“Market bifurcation” has been a factor in the food and beverage industry as long as I’ve been covering it, and I didn’t start yesterday. Briefly, it describes the tendency of consumers to cluster at either end of the quality-value continuum; either costlier items with higher quality, or items whose primary appeal is their low price. Think of an inverted bell curve.
The pandemic has disrupted this dynamic, as it has so many others. But it has left us with another, which I’m calling “automation bifurcation.” This describes the tendency of good fortune to come to companies at either end of another continuum: automation vs. manual labor. To understand this, we need to look at how sales have been going during the pandemic.
As most people know by now, center-store items, whose sales had been languishing in favor of fresher food, experienced a resurgence.
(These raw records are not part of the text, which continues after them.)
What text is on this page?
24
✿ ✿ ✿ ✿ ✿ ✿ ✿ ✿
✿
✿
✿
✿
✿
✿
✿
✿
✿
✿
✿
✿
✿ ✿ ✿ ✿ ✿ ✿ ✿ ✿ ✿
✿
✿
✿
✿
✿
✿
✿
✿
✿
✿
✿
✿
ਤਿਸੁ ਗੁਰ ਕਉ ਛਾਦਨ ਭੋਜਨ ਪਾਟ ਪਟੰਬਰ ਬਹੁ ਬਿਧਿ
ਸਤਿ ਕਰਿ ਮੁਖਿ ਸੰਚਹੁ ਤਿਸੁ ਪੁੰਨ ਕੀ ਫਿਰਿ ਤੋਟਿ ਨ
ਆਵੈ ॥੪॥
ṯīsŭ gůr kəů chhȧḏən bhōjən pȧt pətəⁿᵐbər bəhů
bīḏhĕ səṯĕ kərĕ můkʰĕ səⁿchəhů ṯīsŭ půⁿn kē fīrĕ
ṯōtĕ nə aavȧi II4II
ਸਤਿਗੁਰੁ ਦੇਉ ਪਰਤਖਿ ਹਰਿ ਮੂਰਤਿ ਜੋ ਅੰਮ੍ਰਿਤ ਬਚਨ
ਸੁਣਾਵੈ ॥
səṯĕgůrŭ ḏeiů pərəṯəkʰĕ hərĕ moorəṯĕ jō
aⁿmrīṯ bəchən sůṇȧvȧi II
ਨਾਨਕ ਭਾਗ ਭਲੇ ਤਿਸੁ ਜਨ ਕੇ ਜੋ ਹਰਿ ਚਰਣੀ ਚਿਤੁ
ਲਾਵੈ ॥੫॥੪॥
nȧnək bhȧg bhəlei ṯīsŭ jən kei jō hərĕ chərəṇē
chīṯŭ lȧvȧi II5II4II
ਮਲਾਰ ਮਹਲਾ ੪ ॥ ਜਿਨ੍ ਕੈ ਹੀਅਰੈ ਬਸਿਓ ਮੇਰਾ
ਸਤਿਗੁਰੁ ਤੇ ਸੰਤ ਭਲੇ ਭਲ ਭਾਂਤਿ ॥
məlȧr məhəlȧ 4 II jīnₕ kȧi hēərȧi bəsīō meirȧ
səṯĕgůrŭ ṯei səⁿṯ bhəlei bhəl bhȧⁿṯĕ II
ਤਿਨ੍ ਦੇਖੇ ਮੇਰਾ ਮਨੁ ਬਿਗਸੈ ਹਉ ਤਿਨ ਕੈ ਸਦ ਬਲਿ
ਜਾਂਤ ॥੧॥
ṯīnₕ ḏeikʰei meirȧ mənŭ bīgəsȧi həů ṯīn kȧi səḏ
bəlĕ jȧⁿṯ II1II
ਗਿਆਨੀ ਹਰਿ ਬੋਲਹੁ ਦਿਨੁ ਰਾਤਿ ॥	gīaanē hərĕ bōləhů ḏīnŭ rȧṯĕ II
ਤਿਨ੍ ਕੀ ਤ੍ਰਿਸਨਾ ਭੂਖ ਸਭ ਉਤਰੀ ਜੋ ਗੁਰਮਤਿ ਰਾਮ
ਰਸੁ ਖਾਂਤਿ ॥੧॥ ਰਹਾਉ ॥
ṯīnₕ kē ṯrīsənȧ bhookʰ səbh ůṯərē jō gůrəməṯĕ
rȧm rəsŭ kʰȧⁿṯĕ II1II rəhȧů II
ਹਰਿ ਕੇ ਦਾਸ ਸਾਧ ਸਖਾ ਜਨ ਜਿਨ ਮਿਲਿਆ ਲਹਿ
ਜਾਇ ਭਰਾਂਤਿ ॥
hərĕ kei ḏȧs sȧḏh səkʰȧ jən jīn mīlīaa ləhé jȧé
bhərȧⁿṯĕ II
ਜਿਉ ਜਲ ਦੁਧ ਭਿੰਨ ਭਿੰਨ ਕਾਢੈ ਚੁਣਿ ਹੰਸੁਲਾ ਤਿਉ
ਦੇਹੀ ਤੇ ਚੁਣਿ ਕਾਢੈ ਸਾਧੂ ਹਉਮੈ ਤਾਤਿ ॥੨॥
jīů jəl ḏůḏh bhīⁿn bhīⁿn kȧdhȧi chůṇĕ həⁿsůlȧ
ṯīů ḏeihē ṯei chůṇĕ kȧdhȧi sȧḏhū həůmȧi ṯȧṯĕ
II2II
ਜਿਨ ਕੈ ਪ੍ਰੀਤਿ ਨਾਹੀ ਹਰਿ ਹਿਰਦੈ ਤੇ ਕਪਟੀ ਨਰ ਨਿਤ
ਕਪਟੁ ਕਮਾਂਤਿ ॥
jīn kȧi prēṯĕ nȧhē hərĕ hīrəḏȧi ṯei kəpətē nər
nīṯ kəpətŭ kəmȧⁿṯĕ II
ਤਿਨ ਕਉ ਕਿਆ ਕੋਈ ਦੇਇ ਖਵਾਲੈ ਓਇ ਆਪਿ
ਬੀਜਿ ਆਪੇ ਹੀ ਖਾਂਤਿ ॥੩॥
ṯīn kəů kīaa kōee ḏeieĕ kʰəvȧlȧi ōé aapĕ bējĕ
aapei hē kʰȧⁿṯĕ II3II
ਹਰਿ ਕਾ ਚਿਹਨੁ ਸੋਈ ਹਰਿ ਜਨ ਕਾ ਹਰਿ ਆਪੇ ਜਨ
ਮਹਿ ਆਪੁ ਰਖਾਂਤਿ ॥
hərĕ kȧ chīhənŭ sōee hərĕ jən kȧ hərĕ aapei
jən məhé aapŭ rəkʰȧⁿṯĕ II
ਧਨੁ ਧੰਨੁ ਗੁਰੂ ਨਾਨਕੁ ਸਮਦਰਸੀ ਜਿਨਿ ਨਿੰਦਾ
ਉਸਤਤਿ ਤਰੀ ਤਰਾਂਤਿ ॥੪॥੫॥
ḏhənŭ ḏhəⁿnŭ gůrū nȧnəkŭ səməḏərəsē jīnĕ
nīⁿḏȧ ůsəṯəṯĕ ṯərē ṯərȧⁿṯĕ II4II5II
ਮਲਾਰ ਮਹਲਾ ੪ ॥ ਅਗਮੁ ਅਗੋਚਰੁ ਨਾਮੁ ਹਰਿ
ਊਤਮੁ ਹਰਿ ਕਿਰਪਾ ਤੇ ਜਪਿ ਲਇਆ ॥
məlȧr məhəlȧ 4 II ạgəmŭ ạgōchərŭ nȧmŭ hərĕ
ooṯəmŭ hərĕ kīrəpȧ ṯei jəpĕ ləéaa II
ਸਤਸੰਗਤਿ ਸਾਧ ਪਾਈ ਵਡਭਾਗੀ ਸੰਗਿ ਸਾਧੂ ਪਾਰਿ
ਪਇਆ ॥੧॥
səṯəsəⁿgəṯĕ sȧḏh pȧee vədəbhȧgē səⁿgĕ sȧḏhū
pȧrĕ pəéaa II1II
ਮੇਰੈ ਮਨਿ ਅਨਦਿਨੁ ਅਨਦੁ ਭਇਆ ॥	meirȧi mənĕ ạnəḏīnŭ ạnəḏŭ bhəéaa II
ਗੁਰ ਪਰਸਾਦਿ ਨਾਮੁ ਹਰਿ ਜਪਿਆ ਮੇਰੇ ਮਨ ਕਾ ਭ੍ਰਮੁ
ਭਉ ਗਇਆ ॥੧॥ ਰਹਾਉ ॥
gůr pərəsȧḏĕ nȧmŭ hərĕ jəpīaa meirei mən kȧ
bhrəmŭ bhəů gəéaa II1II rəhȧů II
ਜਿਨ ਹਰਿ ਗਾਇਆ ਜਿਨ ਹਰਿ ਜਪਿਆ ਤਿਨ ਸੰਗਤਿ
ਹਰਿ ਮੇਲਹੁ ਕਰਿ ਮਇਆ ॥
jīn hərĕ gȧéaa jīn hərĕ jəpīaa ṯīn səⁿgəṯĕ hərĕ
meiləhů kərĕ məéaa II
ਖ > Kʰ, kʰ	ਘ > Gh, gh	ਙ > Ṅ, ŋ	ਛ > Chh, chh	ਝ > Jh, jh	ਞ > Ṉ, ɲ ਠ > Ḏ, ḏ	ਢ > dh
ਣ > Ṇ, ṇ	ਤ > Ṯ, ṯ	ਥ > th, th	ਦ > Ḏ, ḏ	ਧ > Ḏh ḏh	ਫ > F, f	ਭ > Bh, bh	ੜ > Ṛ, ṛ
There were several reasons: Shelf-stable items were ideal for stocking pantries during the first stages of panic buying; consumers were cooking, or at least preparing, more meals at home, and needed pantry staples to do it; many center-store products, like cookies or boxed macaroni and cheese, are perceived as comfort foods; many of them are familiar brands from large, well-known companies, and familiarity is another source of comfort during a crisis.
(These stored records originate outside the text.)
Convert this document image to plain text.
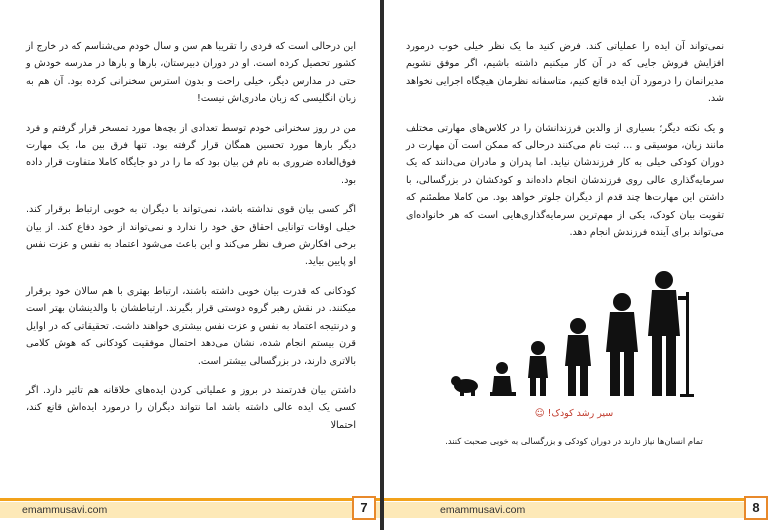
این درحالی است که فردی را تقریبا هم سن و سال خودم می‌شناسم که در خارج از کشور تحصیل کرده است. او در دوران دبیرستان، بارها و بارها در مدرسه خودش و حتی در مدارس دیگر، خیلی راحت و بدون استرس سخنرانی کرده بود. آن هم به زبان انگلیسی که زبان مادری‌اش نیست!

من در روز سخنرانی خودم توسط تعدادی از بچه‌ها مورد تمسخر قرار گرفتم و فرد دیگر بارها مورد تحسین همگان قرار گرفته بود. تنها فرق بین ما، یک مهارت فوق‌العاده ضروری به نام فن بیان بود که ما را در دو جایگاه کاملا متفاوت قرار داده بود.

اگر کسی بیان قوی نداشته باشد، نمی‌تواند با دیگران به خوبی ارتباط برقرار کند. خیلی اوقات توانایی احقاق حق خود را ندارد و نمی‌تواند از خود دفاع کند. از بیان برخی افکارش صرف نظر می‌کند و این باعث می‌شود اعتماد به نفس و عزت نفس او پایین بیاید.

کودکانی که قدرت بیان خوبی داشته باشند، ارتباط بهتری با هم سالان خود برقرار میکنند. در نقش رهبر گروه دوستی قرار بگیرند. ارتباطشان با والدینشان بهتر است و درنتیجه اعتماد به نفس و عزت نفس بیشتری خواهند داشت. تحقیقاتی که در اوایل قرن بیستم انجام شده، نشان می‌دهد احتمال موفقیت کودکانی که هوش کلامی بالاتری دارند، در بزرگسالی بیشتر است.

داشتن بیان قدرتمند در بروز و عملیاتی کردن ایده‌های خلاقانه هم تاثیر دارد. اگر کسی یک ایده عالی داشته باشد اما نتواند دیگران را درمورد ایده‌اش قانع کند، احتمالا

emammusavi.com	7

نمی‌تواند آن ایده را عملیاتی کند. فرض کنید ما یک نظر خیلی خوب درمورد افزایش فروش جایی که در آن کار میکنیم داشته باشیم، اگر موفق نشویم مدیرانمان را درمورد آن ایده قانع کنیم، متاسفانه نظرمان هیچگاه اجرایی نخواهد شد.

و یک نکته دیگر؛ بسیاری از والدین فرزندانشان را در کلاس‌های مهارتی مختلف مانند زبان، موسیقی و ... ثبت نام می‌کنند درحالی که ممکن است آن مهارت در دوران کودکی خیلی به کار فرزندشان نیاید. اما پدران و مادران می‌دانند که یک سرمایه‌گذاری عالی روی فرزندشان انجام داده‌اند و کودکشان در بزرگسالی، با داشتن این مهارت‌ها چند قدم از دیگران جلوتر خواهد بود. من کاملا مطمئنم که تقویت بیان کودک، یکی از مهم‌ترین سرمایه‌گذاری‌هایی است که هر خانواده‌ای می‌تواند برای آینده فرزندش انجام دهد.

سیر رشد کودک! ☺
تمام انسان‌ها نیاز دارند در دوران کودکی و بزرگسالی به خوبی صحبت کنند.
emammusavi.com	8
This situation has increased the fortunes of many of the companies in our Top 100, like Kellogg, General Mills, Kraft Heinz, Hostess Brands and Bimbo Bakeries. But it has also handed them some production problems. Several of them have had trouble meeting demand for their newly popular old staples, to the point where they’re cutting back on newer, less established SKUs or using more contract manufacturing. Even so, many have been plagued by out-of-stocks, especially during the pandemic’s early stages in March and April.
Now, one of the ongoing dynamics in the food industry is how Big Food has been gradually but steadily losing market share to smaller companies that are nimbler and faster to respond to consumer shifts. That’s why some of the biggest names in food, like General Mills, Tyson and Nestlé, have established funds to start up and, in some cases, buy up such companies.